No man in the whole service was happier than Colonel Strange when he donned the uniform of the Royal Air Force again as Pilot Officer Strange. The nightmare of the past six months, of trying to get money out of the Treasury to pay wages, of coping with difficulties day after day, was over. He was back in the service he loved, helping the country. His responsibilities had fallen away from him. The wing commander of the last war was glad to be the pilot officer of this. Within weeks of his rejoining the Royal Air Force the Germans vanquished Holland and Belgium and began to roll back the French. Under the German pressure the bases of the British squadrons operating in France were continually being shifted. Pilots flew until they were nearly overcome with fatigue; aircraft - men toiled all the time to make adjustments and service the aircraft in order to keep the fighting pilots in the air. It was impossible to take either pilots or aircraft men off their operational duties to flyaway or repair the aircraft collected in the aerodromes further back. The British army, moving rapidly and fighting night and day, called for rations; the tanks and anti-tank guns kept up an insatiable demand for ammunition. Such were the conditions pertaining in the latter half of May which led to one more remarkable exploit on the part of Colonel Strange. As supplies were being demanded and several damaged aircraft were grounded at Merville aerodrome, it was decided on 23 May to send Colonel Strange over to Merville with a fleet of civil aircraft to deliver supplies and a party of mechanics to effect temporary repairs to any aircraft in order to get them home.

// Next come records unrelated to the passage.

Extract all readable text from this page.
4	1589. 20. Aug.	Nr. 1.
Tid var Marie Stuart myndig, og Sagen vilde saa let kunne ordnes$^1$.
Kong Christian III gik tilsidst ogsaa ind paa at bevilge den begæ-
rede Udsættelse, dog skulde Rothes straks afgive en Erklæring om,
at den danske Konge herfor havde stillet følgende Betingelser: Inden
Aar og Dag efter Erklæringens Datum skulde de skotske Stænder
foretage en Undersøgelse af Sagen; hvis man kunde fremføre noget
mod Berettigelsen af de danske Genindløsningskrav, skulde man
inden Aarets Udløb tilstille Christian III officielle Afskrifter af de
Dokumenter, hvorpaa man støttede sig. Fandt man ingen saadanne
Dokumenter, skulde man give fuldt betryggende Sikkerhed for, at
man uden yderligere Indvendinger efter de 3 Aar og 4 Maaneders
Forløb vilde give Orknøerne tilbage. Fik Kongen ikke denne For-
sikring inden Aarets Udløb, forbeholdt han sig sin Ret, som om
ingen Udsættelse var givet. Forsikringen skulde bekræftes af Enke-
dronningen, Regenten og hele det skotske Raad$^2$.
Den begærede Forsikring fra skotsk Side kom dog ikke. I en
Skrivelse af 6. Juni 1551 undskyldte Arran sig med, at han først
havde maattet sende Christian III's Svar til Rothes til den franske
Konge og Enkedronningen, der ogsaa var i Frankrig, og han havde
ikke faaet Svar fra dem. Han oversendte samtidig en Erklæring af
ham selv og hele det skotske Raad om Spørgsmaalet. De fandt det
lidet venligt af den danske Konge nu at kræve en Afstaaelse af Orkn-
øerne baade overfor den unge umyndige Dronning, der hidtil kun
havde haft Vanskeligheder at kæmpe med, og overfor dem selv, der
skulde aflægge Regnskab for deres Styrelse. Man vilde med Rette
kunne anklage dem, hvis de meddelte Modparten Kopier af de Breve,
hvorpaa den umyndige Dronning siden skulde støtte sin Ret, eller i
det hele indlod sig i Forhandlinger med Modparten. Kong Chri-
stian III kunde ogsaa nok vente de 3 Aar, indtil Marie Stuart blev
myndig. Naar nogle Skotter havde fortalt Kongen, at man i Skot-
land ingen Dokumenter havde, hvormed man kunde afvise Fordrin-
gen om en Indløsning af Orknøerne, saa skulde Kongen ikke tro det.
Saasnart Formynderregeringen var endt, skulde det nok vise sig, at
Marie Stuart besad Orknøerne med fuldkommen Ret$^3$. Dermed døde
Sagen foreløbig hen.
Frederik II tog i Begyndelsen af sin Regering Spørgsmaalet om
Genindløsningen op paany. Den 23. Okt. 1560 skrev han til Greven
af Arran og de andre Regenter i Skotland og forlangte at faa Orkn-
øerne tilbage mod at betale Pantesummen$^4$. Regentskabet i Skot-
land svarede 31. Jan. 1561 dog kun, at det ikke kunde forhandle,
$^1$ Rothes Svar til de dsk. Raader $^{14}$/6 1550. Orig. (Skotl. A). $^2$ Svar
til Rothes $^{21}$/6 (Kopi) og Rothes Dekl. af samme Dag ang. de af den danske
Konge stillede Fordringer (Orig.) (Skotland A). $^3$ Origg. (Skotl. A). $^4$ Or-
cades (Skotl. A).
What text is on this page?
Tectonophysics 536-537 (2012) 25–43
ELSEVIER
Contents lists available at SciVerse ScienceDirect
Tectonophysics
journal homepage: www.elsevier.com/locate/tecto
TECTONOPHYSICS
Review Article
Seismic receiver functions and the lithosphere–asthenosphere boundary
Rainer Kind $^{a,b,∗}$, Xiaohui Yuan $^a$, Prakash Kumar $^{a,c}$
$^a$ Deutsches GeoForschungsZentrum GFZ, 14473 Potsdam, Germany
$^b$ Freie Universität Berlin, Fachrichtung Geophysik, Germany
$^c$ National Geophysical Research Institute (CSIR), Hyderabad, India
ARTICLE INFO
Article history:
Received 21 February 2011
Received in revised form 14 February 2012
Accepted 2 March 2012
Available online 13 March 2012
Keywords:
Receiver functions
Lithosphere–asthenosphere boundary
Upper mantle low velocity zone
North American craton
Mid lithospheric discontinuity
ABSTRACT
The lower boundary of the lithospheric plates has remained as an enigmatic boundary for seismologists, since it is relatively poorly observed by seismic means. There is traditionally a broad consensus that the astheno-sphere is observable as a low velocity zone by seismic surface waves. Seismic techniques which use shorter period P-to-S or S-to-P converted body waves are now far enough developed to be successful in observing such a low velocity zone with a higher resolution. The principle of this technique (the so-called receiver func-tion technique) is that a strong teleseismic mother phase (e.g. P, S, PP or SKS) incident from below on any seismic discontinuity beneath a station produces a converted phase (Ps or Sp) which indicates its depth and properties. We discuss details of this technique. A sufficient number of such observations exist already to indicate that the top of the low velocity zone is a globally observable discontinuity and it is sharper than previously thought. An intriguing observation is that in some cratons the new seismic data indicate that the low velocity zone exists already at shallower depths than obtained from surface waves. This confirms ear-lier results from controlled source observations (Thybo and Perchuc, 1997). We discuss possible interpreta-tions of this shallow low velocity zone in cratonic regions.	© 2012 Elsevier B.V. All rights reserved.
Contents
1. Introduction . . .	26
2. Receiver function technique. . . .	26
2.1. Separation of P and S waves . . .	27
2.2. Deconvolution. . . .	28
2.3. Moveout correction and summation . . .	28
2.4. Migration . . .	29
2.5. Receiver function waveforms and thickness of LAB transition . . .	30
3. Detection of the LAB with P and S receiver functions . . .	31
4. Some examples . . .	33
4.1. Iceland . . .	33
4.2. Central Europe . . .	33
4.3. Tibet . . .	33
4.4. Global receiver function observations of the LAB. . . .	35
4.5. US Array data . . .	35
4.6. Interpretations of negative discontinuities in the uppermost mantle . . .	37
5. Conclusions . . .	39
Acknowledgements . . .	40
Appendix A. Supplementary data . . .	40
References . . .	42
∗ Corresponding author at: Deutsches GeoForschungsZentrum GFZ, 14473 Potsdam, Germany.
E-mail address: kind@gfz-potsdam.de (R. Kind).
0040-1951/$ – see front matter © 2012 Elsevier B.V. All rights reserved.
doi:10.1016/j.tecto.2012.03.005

It was a fine morning when they took off from an aerodrome somewhere in England and headed for the Channel across which Colonel Strange had flown so often in the old days of war and peace. His pilot, Bill Ledlie, who was famous in civil aviation, knew his way about the air lanes of the continent as surely as a London bus driver knows his way from Oxford Circus to Marble Arch. The tragic panorama of war unfolded as Colonel Strange looked down on the roads of France. Refugees on foot and in cars were streaming along, the cars looking ridiculously like sheep owing to the fact that they mostly had mattresses rolled up and fastened to the top of them. Flying over the woods in the direction of Ste-Omer he noticed a lot of popping noises and concluded that they were passing over machine-gun and rifle ranges where the French soldiers were practising. The glow of tracer bullets soon made him realize that they were being attacked from the ground. A short distance ahead were a dozen German tanks drawn up under some trees on the outskirts of a village, with the black swastika painted in a white circle on their brown and green camouflaged tops. The pilot dived down at them just over the tree tops, while the German crews began frantically to cover the tanks with camouflage nets. Transport vehicles were parked all around and at the sight of the British aeroplane the German soldiers bolted for the cover of the ditches and opened fire on the aircraft.